In July 2015, the FASB issued ASU No. 2015-11, Simplifying the Measurement of Inventory. This guidance directs an entity to measure inventory at lower of cost or net realizable value, versus lower of cost or market. This guidance is effective for financial statements issued for fiscal years beginning after December 15, 2016, and all annual and interim periods thereafter. The Company uses estimated net realizable value as an approximation of fair value and therefore the adoption of this guidance did not have an effect on the Company's financial statements.

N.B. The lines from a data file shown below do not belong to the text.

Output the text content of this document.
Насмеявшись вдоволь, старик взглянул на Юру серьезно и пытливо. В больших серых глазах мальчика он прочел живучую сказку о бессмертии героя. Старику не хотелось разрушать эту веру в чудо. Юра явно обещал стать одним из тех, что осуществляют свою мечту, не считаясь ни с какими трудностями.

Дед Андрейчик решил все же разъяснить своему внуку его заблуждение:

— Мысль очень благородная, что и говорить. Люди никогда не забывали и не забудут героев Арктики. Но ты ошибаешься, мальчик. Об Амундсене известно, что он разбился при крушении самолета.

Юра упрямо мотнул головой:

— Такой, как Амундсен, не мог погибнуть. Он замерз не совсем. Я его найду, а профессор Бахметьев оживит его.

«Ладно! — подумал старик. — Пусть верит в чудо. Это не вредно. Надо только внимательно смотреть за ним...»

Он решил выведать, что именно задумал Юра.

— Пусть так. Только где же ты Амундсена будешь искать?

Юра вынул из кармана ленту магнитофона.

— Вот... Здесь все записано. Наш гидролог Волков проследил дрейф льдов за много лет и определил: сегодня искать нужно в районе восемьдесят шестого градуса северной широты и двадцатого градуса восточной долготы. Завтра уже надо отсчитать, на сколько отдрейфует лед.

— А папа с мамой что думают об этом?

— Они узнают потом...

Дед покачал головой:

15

In August 2014, the FASB issued ASU No. 2014-15, Disclosure of Uncertainties about an Entity’s Ability to Continue as a Going Concern, which requires management to assess a company’s ability to continue as a going concern and to provide related footnote disclosures in certain circumstances. Under the new standard, disclosures are required when conditions give rise to substantial doubt about a company’s ability to continue as a going concern within one year from the financial statement issuance date. The new standard is effective for annual periods ending after December 15, 2016, and all annual and interim periods thereafter. The adoption of this guidance did not have a material impact on the Company's financial statements.
    
In May 2014, the FASB issued ASU No. 2014-09, Revenue from Contracts with Customers. establishing a single comprehensive model for entities to use in accounting for revenue arising from contracts with customers. This update provides a five-step analysis in determining when and how revenue is recognized. The new model will require revenue recognition to depict the transfer of promised goods or services to customers in an amount that reflects the consideration a company expects to receive in exchange for those goods or services and will supersede most of the existing revenue recognition guidance, including industry-specific guidance. We have the option of using either a full retrospective or modified approach to adopt this guidance. Between August 2015 and May 2016, the FASB issued four additional updates, 1) ASU No. 2015-14, Deferral of the Effective Date, 2) ASU No. 2016-08, Principal versus Agent Considerations (Reporting Revenue Gross versus Net), 3) ASU No. 2016-10, Identifying Performance Obligations and Licensing, and 4) ASU No. 2016-12, Narrow-Scope Improvements and Practical Expedients to provide further guidance and clarification in accounting for revenue arising from contracts with customers. The new guidance is effective for annual reporting periods beginning after December 15, 2017, and all annual and interim periods thereafter. In 2017, the Company developed a project plan and timeline to complete a diagnostic assessment to begin developing solutions. This assessment included an initial training of key personnel, sampling of contracts, and revenue stream evaluation. In the second half of 2017, we completed a comprehensive review of all of our revenue streams, updated our accounting policies and completed training of sales and accounting staff world-wide. In the first quarter of 2018 the Company expects to implement and test any changes in policy, processes, systems and internal controls and compute required transition adjustments and disclosures. The Company expects to adopt the standard on a modified retrospective basis. We do not expect the adoption of this standard to have a material impact on our financial statements.